Quantum Biochemistry

A quantum biochemistry study was aimed to analyze the main residues involved in the protein interactions and the total energy of interaction between the S protein of SARS-CoV-2 and the ACE2 protein of each animal species carried out. The quantum biochemistry calculation was performed according to a previously established methodology [26–28]. Briefly, all amino acid residues up to 8 Å apart between SARS-CoV-2 protein S and animal ACE2 proteins were analyzed, and molecular fractionation with conjugate caps (MFCC) was performed to analyze the energy of interaction between pairs of amino acid residues.
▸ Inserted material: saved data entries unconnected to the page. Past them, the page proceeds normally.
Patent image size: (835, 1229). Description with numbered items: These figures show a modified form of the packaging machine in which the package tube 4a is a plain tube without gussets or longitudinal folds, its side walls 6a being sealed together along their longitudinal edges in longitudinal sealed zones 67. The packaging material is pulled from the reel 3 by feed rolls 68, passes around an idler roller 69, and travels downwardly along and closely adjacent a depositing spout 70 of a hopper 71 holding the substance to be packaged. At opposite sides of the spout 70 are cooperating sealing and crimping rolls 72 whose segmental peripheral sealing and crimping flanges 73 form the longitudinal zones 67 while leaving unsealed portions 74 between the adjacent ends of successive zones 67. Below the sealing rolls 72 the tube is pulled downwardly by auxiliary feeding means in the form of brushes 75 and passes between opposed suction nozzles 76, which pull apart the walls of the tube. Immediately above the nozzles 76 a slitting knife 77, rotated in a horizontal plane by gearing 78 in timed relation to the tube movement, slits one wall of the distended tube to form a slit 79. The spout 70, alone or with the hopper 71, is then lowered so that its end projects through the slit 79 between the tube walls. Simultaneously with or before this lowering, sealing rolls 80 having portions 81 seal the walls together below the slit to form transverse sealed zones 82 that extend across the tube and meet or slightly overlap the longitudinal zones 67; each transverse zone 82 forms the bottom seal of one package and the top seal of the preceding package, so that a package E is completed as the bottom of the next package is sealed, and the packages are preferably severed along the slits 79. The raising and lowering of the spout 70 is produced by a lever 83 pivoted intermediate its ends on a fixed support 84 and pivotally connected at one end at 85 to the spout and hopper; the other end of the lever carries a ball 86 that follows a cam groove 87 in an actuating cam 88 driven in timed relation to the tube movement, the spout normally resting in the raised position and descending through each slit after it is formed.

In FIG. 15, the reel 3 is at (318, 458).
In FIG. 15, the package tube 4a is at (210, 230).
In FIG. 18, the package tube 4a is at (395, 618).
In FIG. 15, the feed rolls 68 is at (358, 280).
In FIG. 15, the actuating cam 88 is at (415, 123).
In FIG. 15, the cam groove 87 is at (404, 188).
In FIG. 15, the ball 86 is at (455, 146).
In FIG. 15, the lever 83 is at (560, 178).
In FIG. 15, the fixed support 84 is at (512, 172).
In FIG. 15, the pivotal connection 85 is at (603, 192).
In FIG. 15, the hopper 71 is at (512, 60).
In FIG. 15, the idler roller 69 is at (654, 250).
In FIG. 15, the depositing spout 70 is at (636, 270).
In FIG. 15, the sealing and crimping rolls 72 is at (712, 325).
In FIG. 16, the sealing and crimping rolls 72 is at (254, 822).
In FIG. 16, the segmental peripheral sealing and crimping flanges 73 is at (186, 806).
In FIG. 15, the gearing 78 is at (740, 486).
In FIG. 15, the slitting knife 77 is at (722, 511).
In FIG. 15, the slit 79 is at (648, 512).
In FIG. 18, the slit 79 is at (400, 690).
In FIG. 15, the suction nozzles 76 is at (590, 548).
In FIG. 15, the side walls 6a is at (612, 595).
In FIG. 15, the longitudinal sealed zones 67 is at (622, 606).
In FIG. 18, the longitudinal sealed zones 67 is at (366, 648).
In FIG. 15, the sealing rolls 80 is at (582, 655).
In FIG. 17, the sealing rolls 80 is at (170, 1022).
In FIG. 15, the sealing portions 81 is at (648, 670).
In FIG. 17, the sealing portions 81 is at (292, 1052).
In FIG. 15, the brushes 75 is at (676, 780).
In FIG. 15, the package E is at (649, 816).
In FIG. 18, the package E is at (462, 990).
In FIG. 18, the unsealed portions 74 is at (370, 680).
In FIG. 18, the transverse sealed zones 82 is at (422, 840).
The interaction energy between two specific residues (R_i and R_j) was calculated as follows:

\begin{array}{l} E_{I} (R_{i} - R_{j}) = E (C_{i - 1} R_{i} C_{i + 1} C_{j - 1} R_{j} C_{j + 1}) - E (C_{i - 1} R_{i} C_{i + 1} C_{j - 1} C_{j + 1}) - \\ E (C_{i - 1} C_{i + 1} C_{j - 1} R_{j} C_{j + 1}) + E (C_{i - 1} C_{i + 1} C_{j - 1} C_{j + 1}) \end{array}

Where the Ck terms refer to the conjugate caps, which are the residues covalently bound to Rk. A hydrogen atom was added to complete the valence in the cut peptide bonds. At the right-hand side of the equation, the first term, E(C_i-1 R_i C_i + 1 C_j-1 R_j C_j + 1), is the system's total energy formed by two interacting residues with their caps. The second term, E(C_i-1 R_i C_i + 1 C_j-1 C_j + 1), gives the system total energy formed by the capped residue R_i without the residue R_j. The third term, E(C_i-1 C_i + 1 C_j-1 R_j C_j + 1), is the system's total energy formed by R^j and without the residue R_i. Finally, E(C_i-1 C_i + 1 C_j-1 C_j + 1) is the system's total energy formed only by the caps.

The DMOL3 code [29] was used to do the density functional theory calculations, and a Double Numerical plus Polarization (D.N.P.) basis was selected to extend the Kohn-Sham orbitals for all electrons. The Perdew–Burke–Ernzerhof (PBE) parameterization with the corrected dispersion energy proposed by Tkatchenko and Scheffler [30] (GGA + TS) was used as the theoretical calculation level with the generalized gradient approximation (GGA), which partially accounts for the relative variation in dispersion parameters of differently bonded atoms. Self-consistent field (SCF) convergence required a total energy variation of 106 Ha. A dielectric function of 40 was used, and an implicit system solvation simulation was used. A distance of up to 2.5 between explicit water molecules was also taken into account.

Results

Phylogenetic distance & sequence similarity

To investigate the evolution and similarity aspects of ACE2 in humans and other animals, a phylogenetic tree was built to cluster the ACE2s based on their evolutionary distance. Based on 2,779 nucleotide sequences from the ACE2 gene, a maximum likelihood phylogenetic analysis was inferred (Figure 1a). The phylogenetic tree formed five distinct major clades, demonstrating topology conserved with H. sapiens closer to other primates in a monophyletic group, especially the clade with the closest species, Pan troglodytes and P. paniscus. Bats, rodents, carnivores, ungulates, and birds were clustered into different branches, with the avian clade as the most divergent from humans. The nucleotide sequence of ACE2 in Danio rerio is phylogenetically further away from the human, showing that SARS-CoV-2 is unlikely to infect.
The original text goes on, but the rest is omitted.